Associação Brasileira de Patologia do Trato Genital Inferior e Colposcopia

Aspectos histológicos e de biologia molecular da papilomatose do vestíbulo vulvar e sua relação com o Papilomavírus Humano

Deus, JM . Aspectos histológicos e de biologia molecular da papilomatose do vestíbulo vulvar e sua relação com o Papilomavírus Humano.São Paulo, 1994. Dissertação (mestrado)– Escola Paulista de Medicina, Universidade Federal de São Paulo.

Estudaram-se 25 mulheres com papilomatose do vestíbulo vulvar sem qualquer alteração clínica, citológica ou colposcópica de cérvice e vagina, através de hibridização molecular e da histologia de material obtido por biópsia na face interna dos pequenos lábios.

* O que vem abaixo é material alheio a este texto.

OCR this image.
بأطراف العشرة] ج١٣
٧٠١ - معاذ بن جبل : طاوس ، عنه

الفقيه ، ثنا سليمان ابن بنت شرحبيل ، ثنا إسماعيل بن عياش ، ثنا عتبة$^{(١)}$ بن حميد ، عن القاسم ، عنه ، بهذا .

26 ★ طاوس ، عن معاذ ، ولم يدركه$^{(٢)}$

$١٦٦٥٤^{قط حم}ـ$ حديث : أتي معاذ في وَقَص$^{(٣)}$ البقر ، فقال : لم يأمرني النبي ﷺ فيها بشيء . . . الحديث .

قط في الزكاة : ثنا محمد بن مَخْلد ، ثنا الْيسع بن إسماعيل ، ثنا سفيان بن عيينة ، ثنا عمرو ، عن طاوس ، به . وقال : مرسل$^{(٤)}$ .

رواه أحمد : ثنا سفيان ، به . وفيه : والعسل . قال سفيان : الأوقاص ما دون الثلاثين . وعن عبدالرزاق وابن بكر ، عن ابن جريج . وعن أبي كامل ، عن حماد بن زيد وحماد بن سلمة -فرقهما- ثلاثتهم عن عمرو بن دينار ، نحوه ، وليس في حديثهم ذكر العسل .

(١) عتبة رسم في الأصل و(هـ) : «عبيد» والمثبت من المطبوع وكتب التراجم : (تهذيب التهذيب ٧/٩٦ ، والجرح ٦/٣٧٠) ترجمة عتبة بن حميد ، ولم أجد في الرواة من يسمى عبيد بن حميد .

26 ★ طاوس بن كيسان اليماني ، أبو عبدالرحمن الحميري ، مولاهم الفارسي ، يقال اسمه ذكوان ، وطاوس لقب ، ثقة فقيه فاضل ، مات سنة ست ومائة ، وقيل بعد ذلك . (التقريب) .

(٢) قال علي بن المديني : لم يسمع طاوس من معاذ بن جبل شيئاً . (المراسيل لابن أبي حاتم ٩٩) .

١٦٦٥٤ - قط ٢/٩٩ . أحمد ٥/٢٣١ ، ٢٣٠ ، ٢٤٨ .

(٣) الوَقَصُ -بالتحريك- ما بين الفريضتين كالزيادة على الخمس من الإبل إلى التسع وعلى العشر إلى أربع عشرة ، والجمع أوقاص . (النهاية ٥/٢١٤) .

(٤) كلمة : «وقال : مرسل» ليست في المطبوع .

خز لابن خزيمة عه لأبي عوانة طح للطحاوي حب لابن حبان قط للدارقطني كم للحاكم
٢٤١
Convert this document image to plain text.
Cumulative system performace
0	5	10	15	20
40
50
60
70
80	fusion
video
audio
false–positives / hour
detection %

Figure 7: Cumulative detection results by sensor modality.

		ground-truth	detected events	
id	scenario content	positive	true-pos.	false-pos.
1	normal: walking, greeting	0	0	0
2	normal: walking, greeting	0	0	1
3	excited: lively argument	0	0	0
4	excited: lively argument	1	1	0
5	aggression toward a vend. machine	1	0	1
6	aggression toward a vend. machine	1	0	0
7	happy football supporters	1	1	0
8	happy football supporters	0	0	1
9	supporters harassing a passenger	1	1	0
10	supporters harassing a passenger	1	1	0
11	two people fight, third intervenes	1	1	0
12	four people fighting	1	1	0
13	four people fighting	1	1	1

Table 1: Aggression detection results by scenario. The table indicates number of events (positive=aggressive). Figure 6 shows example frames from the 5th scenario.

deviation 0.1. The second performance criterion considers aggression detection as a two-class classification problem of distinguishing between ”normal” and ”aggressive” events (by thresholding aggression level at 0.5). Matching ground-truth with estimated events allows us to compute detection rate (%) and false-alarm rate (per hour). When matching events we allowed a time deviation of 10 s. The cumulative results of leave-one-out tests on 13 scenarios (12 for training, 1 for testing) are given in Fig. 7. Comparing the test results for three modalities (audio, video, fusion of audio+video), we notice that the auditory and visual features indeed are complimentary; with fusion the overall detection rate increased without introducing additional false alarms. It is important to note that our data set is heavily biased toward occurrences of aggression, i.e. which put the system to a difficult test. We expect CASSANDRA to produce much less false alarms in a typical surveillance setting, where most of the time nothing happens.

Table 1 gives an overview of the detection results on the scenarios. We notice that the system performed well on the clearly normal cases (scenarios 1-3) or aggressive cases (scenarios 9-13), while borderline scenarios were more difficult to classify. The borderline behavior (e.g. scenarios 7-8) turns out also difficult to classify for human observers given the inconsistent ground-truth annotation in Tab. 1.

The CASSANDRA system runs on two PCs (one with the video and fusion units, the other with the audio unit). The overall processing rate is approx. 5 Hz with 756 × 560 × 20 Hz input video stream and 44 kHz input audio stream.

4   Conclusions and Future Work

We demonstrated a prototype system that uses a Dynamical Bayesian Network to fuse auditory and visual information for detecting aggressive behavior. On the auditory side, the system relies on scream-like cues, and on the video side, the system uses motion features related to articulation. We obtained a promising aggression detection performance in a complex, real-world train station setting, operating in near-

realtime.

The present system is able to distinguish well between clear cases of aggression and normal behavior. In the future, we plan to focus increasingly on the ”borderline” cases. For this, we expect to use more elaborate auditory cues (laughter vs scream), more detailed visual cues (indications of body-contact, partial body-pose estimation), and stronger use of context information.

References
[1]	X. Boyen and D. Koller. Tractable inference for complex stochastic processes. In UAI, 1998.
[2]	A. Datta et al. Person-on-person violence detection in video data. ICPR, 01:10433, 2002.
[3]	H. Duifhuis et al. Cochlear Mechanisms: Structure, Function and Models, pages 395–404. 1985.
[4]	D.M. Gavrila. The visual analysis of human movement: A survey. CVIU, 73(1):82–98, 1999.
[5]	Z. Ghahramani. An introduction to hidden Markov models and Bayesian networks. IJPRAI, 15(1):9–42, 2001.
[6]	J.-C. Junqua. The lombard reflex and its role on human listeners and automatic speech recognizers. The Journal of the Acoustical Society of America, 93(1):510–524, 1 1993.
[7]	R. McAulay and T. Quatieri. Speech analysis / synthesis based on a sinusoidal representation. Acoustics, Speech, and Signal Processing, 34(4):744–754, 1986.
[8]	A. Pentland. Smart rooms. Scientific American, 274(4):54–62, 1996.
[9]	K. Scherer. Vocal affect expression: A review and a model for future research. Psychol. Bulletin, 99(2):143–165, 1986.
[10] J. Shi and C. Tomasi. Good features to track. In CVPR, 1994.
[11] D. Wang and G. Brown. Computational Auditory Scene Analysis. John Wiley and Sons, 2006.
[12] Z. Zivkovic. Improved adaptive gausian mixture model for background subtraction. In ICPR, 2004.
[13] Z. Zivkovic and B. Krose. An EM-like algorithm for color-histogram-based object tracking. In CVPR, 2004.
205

Compararam-se esta mulheres com 24 portadoras de condiloma acuminado do vestíbulo vulvar e com 10 possuidoras de epitélio vulvar normal e sem qualquer alteração cervicovaginal. Todas as pacientes incluídas no estudo apresentavam idade menor ou igual a 35 anos e não eram gestantes.

Os resultados mostraram que: a) a papilomatose do vestíbulo vulvar raramente foi HPV-positiva à hibridização molecular (1/25-4% ao dot blot e 1/15-6,67% à PCR), o que não difere significantemente do grupo com epitélio vulvar normal (0/10-0% ao dot blot e 0/6-0% à PCR), mas difere do grupo de condiloma acuminado do vestíbulo (12/24-50% ao dot blot e 6/6-100% à PCR); b) a coilocitose focal não se correlacionou com infecção por HPV ao estudo biomolecular na papilomatose do vestíbulo; c) a papilomatose do vestíbulo, principalmente na ausência de sintomas, não merece consideração clínica nem tratamento.

Conclui-se que a papilomatose do vestíbulo vulvar não se associa ao HPV e deveria ser considerada como formação parafisiológica do epitélio vulvar. Além disso, o diagnóstico de infecção vulvar pelo HPV deveria ser evitado na ausência de evidências clínico-histológicas mais explícitas, dispensando biopsias e tratamentos desnecessários, e evitando-se habitual estresse psicológico.